Wishing you strength and comfort during this quiet and reflective time. May your memories of her continue to bring warmth to your heart.
Thank you both. And your phone call was much appreciated, Cristian.
Gosh David I was so sorry to hear of the loss of your beautiful mum. It’s been really lovely reading about her happy times at Greenacres (which sounds incredible by the way!) and about all the people in her life from her loved ones to her favourite carers. She looks positively perky in the photos. Thank you so much for sharing all of this with us. I’m really sorry she didn’t quite make it to 94, but 93 is an extraordinary achievement in itself. I know this is such a loss for you - it’s really, really hard. Hopefully you can take comfort in planning what will undoubtedly be a beautiful service to honour her. Plus you’ll be able to rest easy knowing she had quality of life to the very end. In turn your mum would have been so thrilled to see you thriving in life. Thinking of you and sending lots of love from Australia. Ash x
Thanks, Ashley. I get a bit teary at odd moments, and reading that was one of them. Beautifully put, thank you. It's all good but I'm taken aback by how tiring it is now, and by how she occupies most of my headspace. It was good to go back to my Zoom class and realise I COULD totally focus on that for the duration. x
David, so very sorry to hear the sad news of you mother's death from my mother, Margaret Carter. Auntie Pat, as my sister & I called her when we lived next door in St Leonards Road, was a lovely lady. I remember her as being always full of energy & very kind to us - she would invite us round for tea & cake & sometimes we would play in the garden while your Dad clipped a hedge or creosoted the garden fence. When you were born I was playing outside & remember your parents bringing you home from hospital & Pat showing you to me swathed in white blankets. As you grew into a toddler we would play with you & sing nursery rhymes. After we moved to Epsom & Pat to Banstead my mother always kept in touch & in later years the two of them would go to concerts at the Yehudi Menuhin School or out to lunch at a cookery school where the trainee chefs would cook delicious lunches. Some years ago I bumped into Pat at the Hampton Court Flower Show & she greeted me with the same enthusiasm as she always had when I was a child. So many fond & happy memories....... best wishes David, Marese x
How lovely to hear from you, Marese. Your mum sent a private message full of insights, which she'll let me use in the eulogy. I always loved coming over to see you all - the stream at the bottom of the garden had a special fascination, and that reel to reel tape recorder, which has preserved our entertainments, I gather. Both mums had/have a great capacity for friendship and yours sounds completely unchanged, though like mine as long as she lived at home mobility is an issue.

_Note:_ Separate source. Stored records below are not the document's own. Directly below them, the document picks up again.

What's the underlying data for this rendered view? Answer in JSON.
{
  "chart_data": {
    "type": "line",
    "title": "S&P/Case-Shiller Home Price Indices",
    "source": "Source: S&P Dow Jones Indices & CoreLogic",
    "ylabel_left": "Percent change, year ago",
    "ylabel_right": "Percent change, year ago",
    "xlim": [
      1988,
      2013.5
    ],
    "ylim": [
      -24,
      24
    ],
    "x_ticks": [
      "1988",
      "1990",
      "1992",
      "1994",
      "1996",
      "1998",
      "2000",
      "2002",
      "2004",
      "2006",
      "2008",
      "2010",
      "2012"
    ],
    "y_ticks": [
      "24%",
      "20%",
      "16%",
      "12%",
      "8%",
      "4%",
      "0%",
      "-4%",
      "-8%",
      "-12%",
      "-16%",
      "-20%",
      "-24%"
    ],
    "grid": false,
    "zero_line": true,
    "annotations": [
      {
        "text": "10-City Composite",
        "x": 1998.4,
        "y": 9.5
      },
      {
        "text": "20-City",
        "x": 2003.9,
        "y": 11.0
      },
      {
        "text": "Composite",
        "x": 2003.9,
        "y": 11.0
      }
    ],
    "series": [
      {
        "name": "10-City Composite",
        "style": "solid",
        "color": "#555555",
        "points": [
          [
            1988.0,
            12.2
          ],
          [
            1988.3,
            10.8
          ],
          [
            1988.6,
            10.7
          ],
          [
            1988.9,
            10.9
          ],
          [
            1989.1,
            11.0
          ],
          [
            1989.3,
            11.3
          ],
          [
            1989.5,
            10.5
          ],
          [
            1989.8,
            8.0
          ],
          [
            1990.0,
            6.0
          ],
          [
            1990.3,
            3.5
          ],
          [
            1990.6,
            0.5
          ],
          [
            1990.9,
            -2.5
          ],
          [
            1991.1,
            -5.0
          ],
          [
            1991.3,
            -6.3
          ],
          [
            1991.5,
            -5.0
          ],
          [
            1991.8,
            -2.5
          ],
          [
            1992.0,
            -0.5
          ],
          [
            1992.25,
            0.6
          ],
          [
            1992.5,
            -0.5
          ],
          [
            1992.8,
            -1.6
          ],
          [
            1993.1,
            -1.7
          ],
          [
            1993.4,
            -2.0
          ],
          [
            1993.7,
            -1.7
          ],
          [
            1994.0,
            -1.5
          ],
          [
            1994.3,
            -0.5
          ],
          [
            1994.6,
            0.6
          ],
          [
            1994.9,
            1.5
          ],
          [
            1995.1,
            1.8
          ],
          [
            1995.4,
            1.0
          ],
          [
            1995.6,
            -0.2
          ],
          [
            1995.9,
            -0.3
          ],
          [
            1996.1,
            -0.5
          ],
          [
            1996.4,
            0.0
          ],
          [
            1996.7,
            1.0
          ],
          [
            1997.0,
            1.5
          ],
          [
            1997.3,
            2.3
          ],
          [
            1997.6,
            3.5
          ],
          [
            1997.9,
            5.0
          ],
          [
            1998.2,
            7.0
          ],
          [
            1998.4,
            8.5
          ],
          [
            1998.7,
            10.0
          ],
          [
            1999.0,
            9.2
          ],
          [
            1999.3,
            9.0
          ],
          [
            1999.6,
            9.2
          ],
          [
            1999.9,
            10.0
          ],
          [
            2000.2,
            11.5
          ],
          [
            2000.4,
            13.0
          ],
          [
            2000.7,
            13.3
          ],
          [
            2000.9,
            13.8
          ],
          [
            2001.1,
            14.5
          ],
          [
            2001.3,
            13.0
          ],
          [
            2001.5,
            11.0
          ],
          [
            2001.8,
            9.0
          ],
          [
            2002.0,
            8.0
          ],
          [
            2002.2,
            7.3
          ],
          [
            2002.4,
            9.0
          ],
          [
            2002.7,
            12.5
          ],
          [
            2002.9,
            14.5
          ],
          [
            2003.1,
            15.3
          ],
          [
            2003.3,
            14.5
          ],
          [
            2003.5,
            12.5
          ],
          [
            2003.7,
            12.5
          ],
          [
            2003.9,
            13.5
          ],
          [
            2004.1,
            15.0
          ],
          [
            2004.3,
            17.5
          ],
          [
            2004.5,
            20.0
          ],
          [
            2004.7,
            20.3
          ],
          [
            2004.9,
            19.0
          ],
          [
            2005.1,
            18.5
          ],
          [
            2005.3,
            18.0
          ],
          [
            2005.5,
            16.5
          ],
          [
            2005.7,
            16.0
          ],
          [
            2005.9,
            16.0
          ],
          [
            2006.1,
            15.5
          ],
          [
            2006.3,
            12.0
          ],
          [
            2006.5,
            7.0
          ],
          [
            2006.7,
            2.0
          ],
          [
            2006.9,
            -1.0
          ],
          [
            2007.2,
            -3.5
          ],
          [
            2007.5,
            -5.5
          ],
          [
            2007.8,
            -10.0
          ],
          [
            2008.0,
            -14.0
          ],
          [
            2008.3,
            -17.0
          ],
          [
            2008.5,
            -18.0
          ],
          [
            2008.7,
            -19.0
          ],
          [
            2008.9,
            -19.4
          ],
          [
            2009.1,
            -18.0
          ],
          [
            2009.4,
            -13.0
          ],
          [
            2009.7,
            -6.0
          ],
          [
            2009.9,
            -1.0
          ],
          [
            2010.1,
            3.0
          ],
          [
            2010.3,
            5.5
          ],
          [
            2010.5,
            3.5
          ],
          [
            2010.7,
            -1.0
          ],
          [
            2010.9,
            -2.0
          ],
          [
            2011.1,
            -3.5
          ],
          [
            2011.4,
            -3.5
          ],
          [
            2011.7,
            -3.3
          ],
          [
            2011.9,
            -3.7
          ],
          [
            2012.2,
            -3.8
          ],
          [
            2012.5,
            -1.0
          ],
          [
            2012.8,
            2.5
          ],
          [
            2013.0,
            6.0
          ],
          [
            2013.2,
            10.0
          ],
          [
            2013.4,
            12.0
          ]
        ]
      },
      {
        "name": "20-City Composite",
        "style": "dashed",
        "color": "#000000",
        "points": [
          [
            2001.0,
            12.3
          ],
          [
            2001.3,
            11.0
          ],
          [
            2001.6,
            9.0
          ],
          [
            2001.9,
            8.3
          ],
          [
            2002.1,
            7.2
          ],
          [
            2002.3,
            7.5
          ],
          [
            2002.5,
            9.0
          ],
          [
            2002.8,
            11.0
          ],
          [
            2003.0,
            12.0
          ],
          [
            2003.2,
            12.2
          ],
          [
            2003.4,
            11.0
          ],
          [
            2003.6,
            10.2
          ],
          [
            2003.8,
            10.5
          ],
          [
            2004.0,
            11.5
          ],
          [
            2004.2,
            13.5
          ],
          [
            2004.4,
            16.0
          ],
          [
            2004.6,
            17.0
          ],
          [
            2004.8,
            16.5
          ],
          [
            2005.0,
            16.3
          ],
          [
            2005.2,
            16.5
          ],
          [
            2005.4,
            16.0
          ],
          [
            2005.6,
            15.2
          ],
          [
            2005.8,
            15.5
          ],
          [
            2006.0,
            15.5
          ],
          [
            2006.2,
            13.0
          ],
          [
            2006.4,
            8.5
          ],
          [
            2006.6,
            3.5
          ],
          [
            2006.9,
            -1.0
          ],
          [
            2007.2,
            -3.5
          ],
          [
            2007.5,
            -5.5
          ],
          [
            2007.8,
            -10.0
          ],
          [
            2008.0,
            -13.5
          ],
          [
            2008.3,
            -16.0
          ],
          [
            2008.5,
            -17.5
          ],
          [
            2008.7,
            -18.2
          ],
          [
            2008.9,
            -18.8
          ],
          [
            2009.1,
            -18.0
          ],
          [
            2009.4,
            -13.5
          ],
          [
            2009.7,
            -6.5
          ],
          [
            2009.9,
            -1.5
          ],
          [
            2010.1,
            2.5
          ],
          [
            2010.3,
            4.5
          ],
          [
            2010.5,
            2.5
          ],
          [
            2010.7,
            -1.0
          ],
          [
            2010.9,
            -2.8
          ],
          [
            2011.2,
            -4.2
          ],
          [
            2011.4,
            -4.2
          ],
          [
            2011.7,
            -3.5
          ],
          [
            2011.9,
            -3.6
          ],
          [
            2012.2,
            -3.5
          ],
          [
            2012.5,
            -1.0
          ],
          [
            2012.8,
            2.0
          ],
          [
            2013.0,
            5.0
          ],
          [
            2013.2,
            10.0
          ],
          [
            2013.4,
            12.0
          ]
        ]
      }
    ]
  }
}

You'll gather from this that mine kept her personality and her humour to the end.
It would be lovely if you and/or Katy could attend the service on the 4th, though I assume work might make it difficult. One of those Yehudi Menuhin School musicians, who's since become a good friend, will play - mum always remembered Ben Baker and could place him when others didn't always ring a bell. Currently, having been let down by Truelove, I'm trying to find alternative ways of livestreaming the service so Margaret can see it. I told her I'd love to see you all at some point - mustn't leave it too long. x
Dear David , forgive me for taking so long to respond. I am so sorry to hear your mum has passed. She sounds like a wonderful lady and she must have been so proud of you. Never an easy time and somewhat surreal. Thinking of you, much love. Katherine and Andy xxx
Thank you both so much - I know you went through it recently with a mother of an even grander age. Feeling a bit discombobulated by a few ungracious spanners in the works of the funeral arrangements, which I'm carrying entirely on my own shoulders.